Als Argument weisen Sie auf die Industrialisierung der Rieselfelder hin, einer Idee, die stark an das vorherige Jahrhundert erinnert. In einer Zeit, in der Industriebetriebe (Nokia ist das bekannteste Beispiel der letzten Zeit) das Land ins europäische oder asiatische Ausland verlassen, wird sich kaum ein Großbetrieb in den Rieselfeldern niederlassen. (Erinnern Sie sich noch an die großspurigen Ankündigungen der Heidelberger Druck und von BMW???). Welchen Sinn macht es, eine Straße zu wollen, die ihr Ziel nie erreichen wird?
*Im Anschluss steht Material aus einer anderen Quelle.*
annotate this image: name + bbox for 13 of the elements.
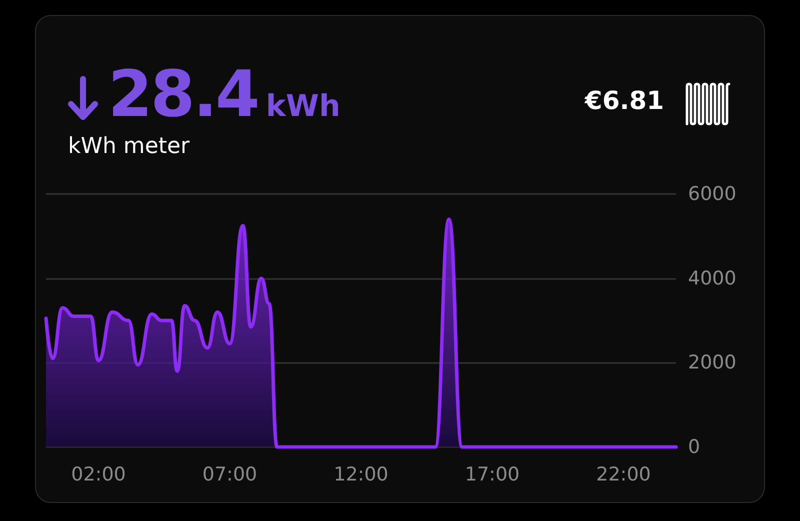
x-tick-label: 17:00	[464, 464, 520, 486]
y-tick-label: 0	[688, 436, 700, 458]
x-tick-label: 22:00	[596, 464, 651, 486]
text: kWh	[266, 89, 340, 124]
x-tick-label: 07:00	[202, 464, 258, 486]
y-tick-label: 4000	[688, 267, 736, 290]
text: kWh meter	[68, 134, 190, 159]
x-tick-label: 12:00	[334, 464, 388, 486]
text: 28.4	[108, 58, 258, 132]
y-tick-label: 2000	[688, 352, 736, 374]
x-tick-label: 02:00	[71, 464, 126, 486]
text: €6.81	[584, 86, 664, 115]
y-tick-label: 6000	[688, 183, 736, 205]
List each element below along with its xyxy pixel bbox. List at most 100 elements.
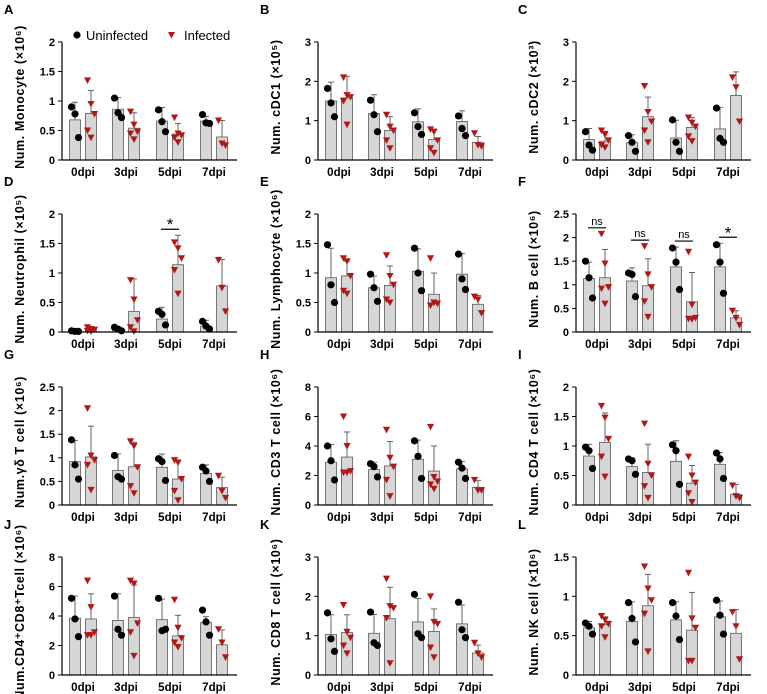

Welchen Sinn macht es, eine Straße zu wollen, die als Umgehungsstraße für Waltrop verkauft wird, aber selbst von den Straßenplanern nicht als Umgehungsstraße angesehen wird?

Ein letztes Wort zu ihrer Forderung nach Fairness gegenüber den Nachbarkommunen. Was Fairness in der Politik bedeutet, zeigen die Nachbarkommunen Dortmund und Bochum mit Ihrer Bewerbung um den Gesundheitspark. Und auch die Stadt Waltrop ist mit uns nicht besonders fair verfahren. Lag doch der ursprünglich favorisierte und als relativ umweltverträglich klassifizieret Trassenvorschlag weit von unserer Stadtgrenze entfernt. Mittlerweile ist es der Waltroper Bürgermeisterin in einer Verhandlung mit Minister, Landrat und dem Bürgermeister von Datteln (der Bürgermeister unserer Stadt war nicht anwesend) offensichtlich gelungen, durch eine Verlagerung der Trasse in Richtung Ickern, die größten Nachteile für ihre Gemeinde abzuwehren. Die Nachteile, mehr Lärm, mehr Feinstaub, mehr Verkehr haben jetzt die Ickerner Bürgerinnen und Bürger und selbstverständlich die Menschen, die für den Trassenverlauf Haus und Hof aufgeben müssen, zu tragen.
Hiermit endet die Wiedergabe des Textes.